Speed dating dataset
I describe the contents of each folder below: This procedure includes various checks, imputations, type changes… 3.
This is because it was conducted in Colombia Business School speed dating the conclusion of the analysis is based on the specific sample, speed dating warwickshire universal.
Sometimes, they did not add up the numbers correctly.
Plot go out repartition ggplot go. All variables were also run in Ggaly: Demographic Data Next we went into the demographic outlook of the people in our data set.
We ultimatley found four models which should a significant p-value for linear regression:. The speed-dates lasted four minutes each. Participants didn't attend multiple events, so rather than using information about previous events to predict what will happen at an event, we predict participants' decisions on a given date based on information about other dates at the same event. We decided to look into age, gender and race. R — Creates average ratings for each participant on a date.
According to our DQR, there is one missing id in our dataset. Next we went into the demographic outlook of the people in our data set. Prior to the date.
The folder contains some visualizations that are helpful in understanding the dataset, but is currently very incomplete. In addition, a questionnaire provided key personal data: In rating attributes, users were asked to distribute point to six variables.
Whilst this does still clearly mean that the assumption of homoscedasticity does not hold to some extent, it is not severe enough to undermine the entire linear regression model. It is a very good help to understand and clean the data.
I instead used logistic regression.
I still need to clean this up: The other dates that we used usually included dates that in fact happened after the date for which we predicted decisions, and there are a priori reasons to question whether the results would generalize to situations where one was trying to predict the future exclusively based on knowledge of the past.
Followup survey taken day after the date.
One of the problems the data set has is that it is biased. My core intent was to predict when two speed 25 speed dating toronto participants will express interest in exchanging contact with one another, assuming that one had data on them from previous similar events. In fact, simply excluding these ratings introduces structure in the dataset that results in the features being contaminated with the participants' ratings of each other in a subtle way, and we introduce a stochastic element to eliminate the contamination.
Reload to refresh your session. Background We also wanted to know more about the background of the people in our dataset. Speed dating macon work This contains code that I used to select features.
Descriptive Analysis One of the problems the data set has is that it is biased. This contains code that I used to select features. How many unique carrer do we have? The next step was to build and experiment with numerous linear regression models looking at each independent variable alone and then built up using numerous combinations of these variables.
A person has also an unique identifier within the wave: Dev AIC 1 Impossible to impute that! Whilst the data set itself is quite large records it is worth mentioning that it has a high likelihood of being biased as all participants were Colombia Business School students and thus any conclusions from this project may not necessarily be generalizable.
R — Uses collaborative filtering to generate guesses for participants' ratings of each other, by excluding one date from an event at a time. The methodology is largely implicit in the code, which is coherently organized, up to some minor changes that I still need to make.

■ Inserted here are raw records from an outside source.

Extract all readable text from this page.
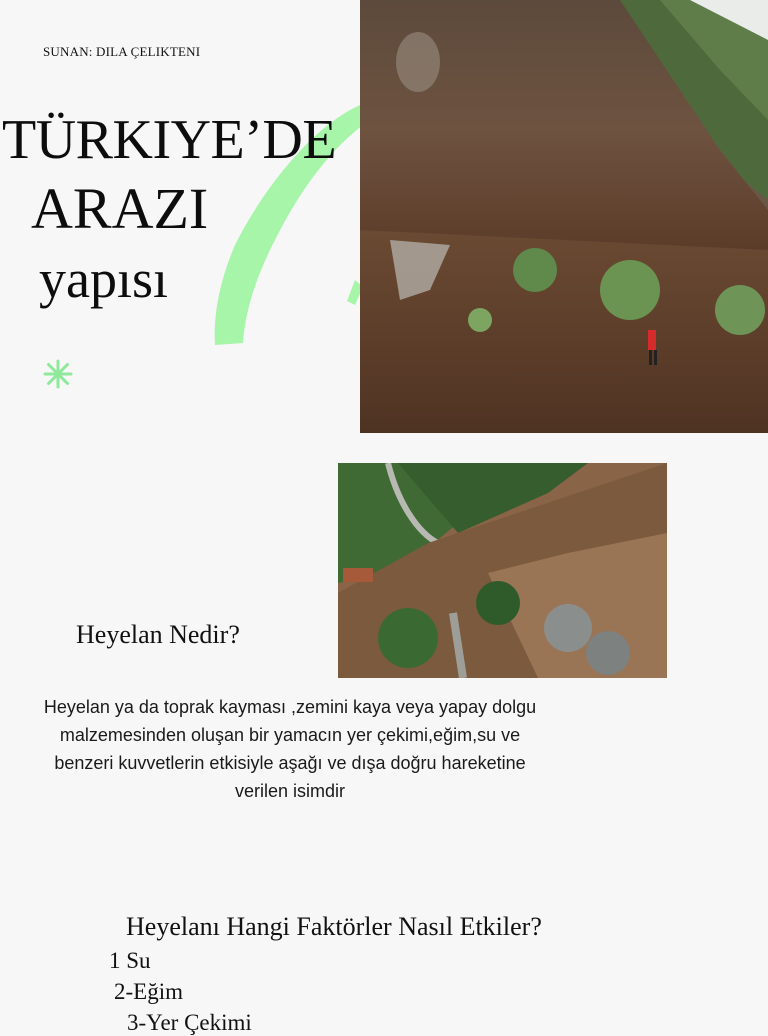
SUNAN: DILA ÇELIKTENI
TÜRKIYE’DE
ARAZI
yapısı
Heyelan Nedir?
Heyelan ya da toprak kayması ,zemini kaya veya yapay dolgu malzemesinden oluşan bir yamacın yer çekimi,eğim,su ve benzeri kuvvetlerin etkisiyle aşağı ve dışa doğru hareketine verilen isimdir
Heyelanı Hangi Faktörler Nasıl Etkiler?
1 Su
2-Eğim
3-Yer Çekimi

This procedure includes various checks, imputations, type changes…. General Data We first took a quick look into some of the general data we have.
It is interesting to notice that some people wanted to meet again their partner even if there was not a match between them - speed dating dataset than case in this dataset. The surveys conducted to reflect on the people themself and their partner has 3 different timelines:.
Whilst we must be clear then that the current linear regression model does violate assumption 3 we will choose to continue with the results regardless until the model can be improved. R", but I think that the algorithm is suboptimal to a significant degree, even amongst polynomial time algorithms, and to the extent that it works, its effectiveness may derive from the fact that for a given event, the probabilities that the model generates reflect information about what happened on other dates at the event.